There will be no wildlife photos today as I have only a few sets that I must conserve until more come in (hint, hint).
The Queue, as it’s called, has now achieved iconic status in England. Queuing, of course, is the British national hobby, and woe be to the American who doesn’t Respect the Queue! But the line to see Queen Elizabeth’s coffin is the Mother of All Queues, now about five miles long. Below is a live Queue Tracker that shows you how long you have to wait (14 hours right now). And it’s not going to get shorter, either, as the line is expected to grow until before the lying-in-state ends in two days. As I wrote a couple of days ago,
The lying-in-state ends “at 06.30 BST on Monday, 19 September, and the queue will close early to ensure as many people as possible can get in.” If the crowds continue, it have to close a day early!
Elizabeth is lying in the Palace of Westminster, first built in the 11th century and reconstructed in 1834 after a fire. You all know this building; it’s where the Houses of Parliament are and is flanked by the tower of Big Ben:
So get your tuchas in line if you’re in London want to see it all. Here’s a live tracker of the waiting time and a map, but you’ll want to watch the live feed of the lying-in-state at the bottom of this post.
Here’s The Queue at present At least you can see many of London’s sights as you shuffle along for a day or so. It’s now about 5.5 miles long, which means it would take you two hours to walk past it all at normal speed.

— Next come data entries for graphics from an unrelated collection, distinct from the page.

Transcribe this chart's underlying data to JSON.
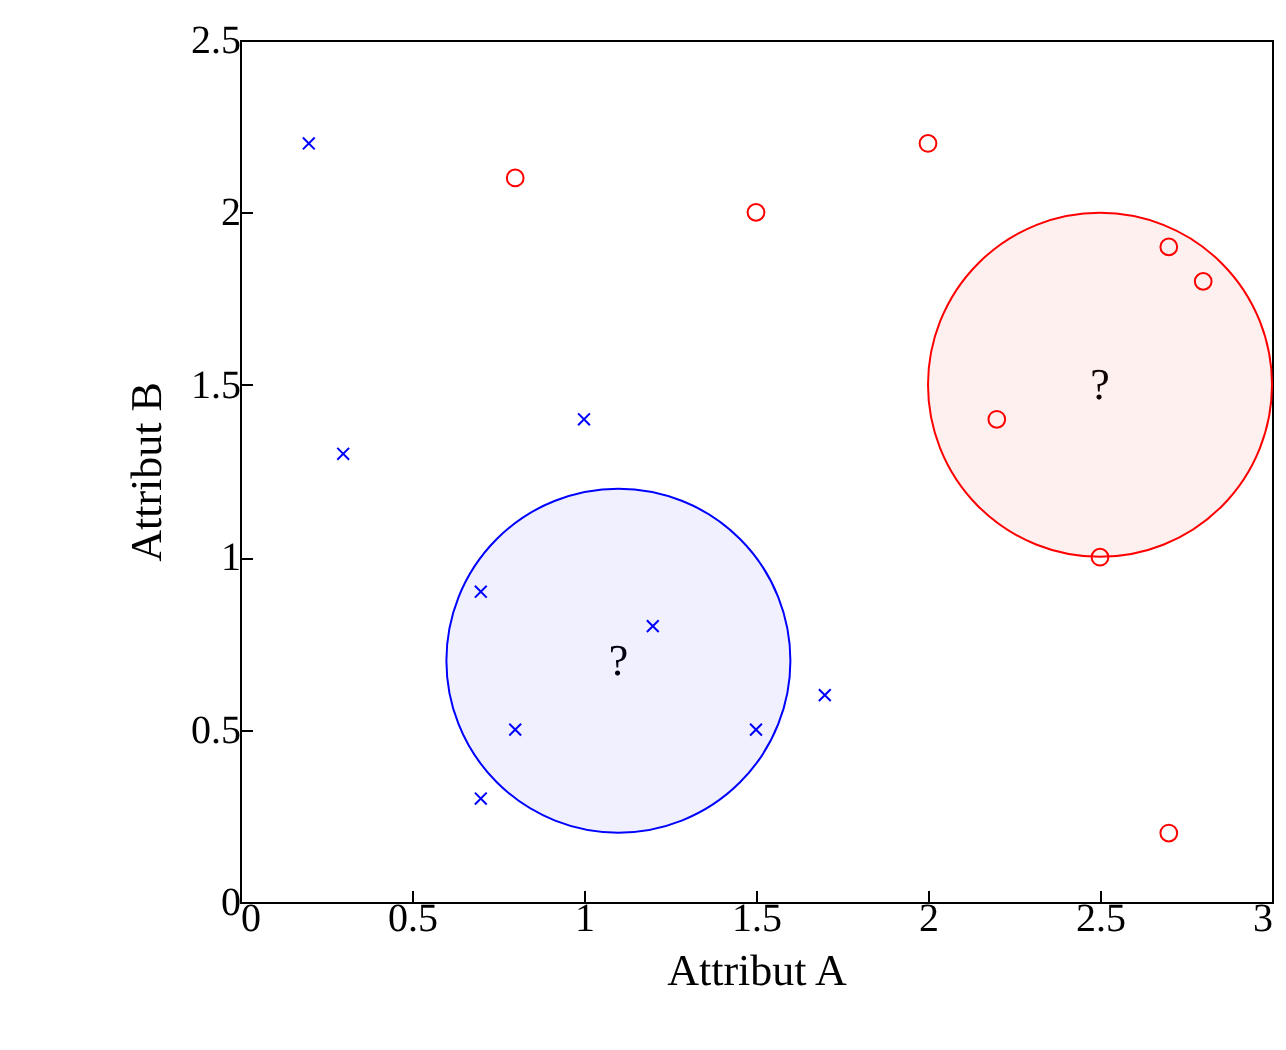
{
  "chart_data": {
    "type": "scatter",
    "xlabel": "Attribut A",
    "ylabel": "Attribut B",
    "xlim": [
      0,
      3
    ],
    "xticks": [
      0,
      0.5,
      1,
      1.5,
      2,
      2.5,
      3
    ],
    "ylim": [
      0,
      2.5
    ],
    "yticks": [
      0,
      0.5,
      1,
      1.5,
      2,
      2.5
    ],
    "grid": false,
    "series": [
      {
        "color": "#0000ff",
        "marker": "cross",
        "x": [
          0.2,
          0.3,
          1.0,
          0.7,
          1.2,
          0.8,
          0.7,
          1.5,
          1.7
        ],
        "values": [
          2.2,
          1.3,
          1.4,
          0.9,
          0.8,
          0.5,
          0.3,
          0.5,
          0.6
        ]
      },
      {
        "color": "#ff0000",
        "marker": "circle",
        "x": [
          0.8,
          1.5,
          2.0,
          2.7,
          2.8,
          2.2,
          2.5,
          2.7
        ],
        "values": [
          2.1,
          2.0,
          2.2,
          1.9,
          1.8,
          1.4,
          1.0,
          0.2
        ]
      },
      {
        "type": "bubble",
        "color": "#0000ff",
        "x": [
          1.1
        ],
        "values": [
          0.7
        ],
        "sizes": [
          1
        ]
      },
      {
        "type": "bubble",
        "color": "#ff0000",
        "x": [
          2.5
        ],
        "values": [
          1.5
        ],
        "sizes": [
          1
        ]
      }
    ],
    "annotations": [
      {
        "text": "?",
        "x": 1.1,
        "y": 0.7
      },
      {
        "text": "?",
        "x": 2.5,
        "y": 1.5
      }
    ]
  }
}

Satellite images! Enlarge the photos.
A line long enough to see from space:@Maxar satellite imagery taken this afternoon above London shows people waiting to pay their respects to Queen Elizabeth II at Westminster Hall. pic.twitter.com/7IS8Y3R7x0
— Michael Sheetz (@thesheetztweetz) September 16, 2022
I have to say that although I wasn’t a big fan of Queen Elizabeth, and an even smaller fan of the Royal Family, it is touching to see the Brits come out in such huge numbers, enduring long waits for a few seconds of meditation before the coffin of their late Queen. They are a stalwart folk, able to endure a lot to show their love of country. Even Matthew, who is like me (thought Elizabeth was okay, doesn’t like the Royal Family), wavered a bit, sending me an email this morning:
Almost makes me want to go. Almost.
He won’t go, of course, but it’s telling that the thought crossed his mind. He also sent me a fantastic series of tweets by Jules Birkby. a 42-year-old artist who endured the long wait with her mum. I highly recommend that you read through her whole series! (Keep clicking “show more replies” when you get to the end of one part.) Birkby is full of patience and good humor, and really gives you a sense of what it’s like to walk The Queue. Click on the first tweet below to get started:
My Mum absolutely loves the Queen and is the owner of many a commemorative item (plates, tea towels, spoons, mugs, cake tins). She spent her honeymoon in London for the Queen’s Silver Jubilee. She spent all night queuing to see the Queen Mum’s coffin, before working the next day.
— Jules Birkby (@NowThenSunshine) September 15, 2022
Keep clicking “show replies” until you get to the end of the thread (the tweet in which Jules mentions her greeting-card operation).
I add two tweets Jules made right after she and her Mum exited Westminster Palace. The last one is so British: Jules was pining for a cup of tea the whole night and morning, and she finally got one. Oh, and David Beckham was also in The Queue in front of them, and waited just like anyone else. NOBODY jumps The Queue!
Jules notes that some women walked the whole way in high heels.
Now you’ll want to have at least a look at the livestream of the ceremony on YouTube. Do watch for at least 15 minutes, as that’s how often they change the guard. and that is definitely worth seeing.
As Matthew said, “Very soothing, no commentary, no music. They change the guard every 15 mins.”. I’m touched by how all the guards look down and also by the behavior of the visitors, which is quite variable but always respectful. Some people bow, some people weep, but nobody tarries, as they know others are waiting.
There are several cameras that alternately focus on different aspects of the crowd and the venue.